Members of the Coalition for the Defence of Equal Citizenship (CODEC), organisers of the demonstration, did not understand why the NPP members would join a demonstration being organised against their own member.

Osafo Maafo is deemed to have questioned why Ghana's natural resources were spread in only five regions and yet the president leading the country is not from any of those regions.

The alleged comments by the former Finance Minister were captured in a recording and leaked to the media.

Osafo Maafo has since denied making the comments, saying his words had been distorted.

But CODEC is not convinced with the explanation. On Wednesday, hundreds of the aggrieved members hit the streets to condemn the comments.

The demonstrators carried placards some of which read "Osafo Maafo don't destroy Ghana", "Nana why the silence," "One people, one Ghana."
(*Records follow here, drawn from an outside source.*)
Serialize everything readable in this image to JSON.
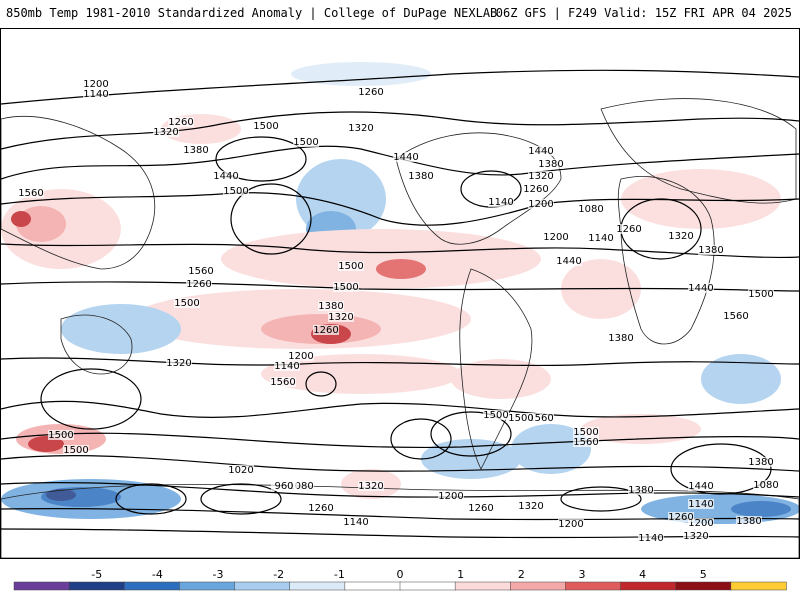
{
  "header": {
    "title_left": "850mb Temp 1981-2010 Standardized Anomaly | College of DuPage NEXLAB",
    "title_right": "06Z GFS | F249 Valid: 15Z FRI APR 04 2025"
  },
  "contour_labels": [
    "1200",
    "1140",
    "1260",
    "1320",
    "1380",
    "1440",
    "1500",
    "1560",
    "1260",
    "1320",
    "1500",
    "1500",
    "1440",
    "1380",
    "1320",
    "1260",
    "1200",
    "1140",
    "1080",
    "1020",
    "960",
    "1560",
    "1500",
    "1500",
    "1440",
    "1380",
    "1320",
    "1260",
    "1200",
    "1140",
    "1080",
    "1200",
    "1140",
    "1260",
    "1320",
    "1380",
    "1440",
    "1500",
    "1560",
    "1380",
    "1440",
    "1500",
    "1560",
    "1500",
    "1560",
    "1500",
    "1440",
    "1380",
    "1320",
    "1260",
    "1200",
    "1140",
    "1200",
    "1260",
    "1320",
    "1380",
    "1080",
    "1140",
    "1380",
    "1260",
    "1320",
    "1500",
    "1500",
    "1560",
    "1500",
    "1380",
    "1320",
    "1260",
    "1200",
    "1140"
  ],
  "colorbar": {
    "ticks": [
      "-5",
      "-4",
      "-3",
      "-2",
      "-1",
      "0",
      "1",
      "2",
      "3",
      "4",
      "5"
    ],
    "colors": [
      "#6a3d9a",
      "#1f3f87",
      "#2d6fbf",
      "#6aa6de",
      "#a9cdee",
      "#dbeaf7",
      "#ffffff",
      "#ffffff",
      "#fbdada",
      "#f4a8a8",
      "#e05c5c",
      "#c0262c",
      "#8b0f14",
      "#ffcc33"
    ]
  },
  "icons": {
    "map": "world-map",
    "colorbar": "colorbar-legend"
  }
}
Things however turned a bit chaotic when the NPP members decided to join the demonstration at some point of the demonstration Joy News' Kwakye Afreh Nuamah reported.

He said some of the demonstrators physically prevented the NPP members from joining the demonstration.

It took the intervention of some police personnel to restore peace.

The demonstrators then proceeded to the Hearts park in Accra where they were later addressed by Ministers of State, including Samuel Okudzeto Ablakwa.

But the NPP group then diverted their course to Joy FM to protest alleged assault on them by the demonstrators.

MP for Ablekuma West Ursula Owusu Ekuful told Myjoyonline.com they were fascinated by the call for one people, one nation and decided to join the demonstration but did not understand why they were hounded and assaulted, as if they were not Ghanaians.

"We are all Ghanaians. Our diversity makes us unique," she stated.

She said all ethnocentric comments, irrespective of who is making them must be condemned.

She cited a case in which the President is said to have asked Northerners to vote for him because he is a Northerner, a comment, Ursula Owusu thought was equally ethnocentric.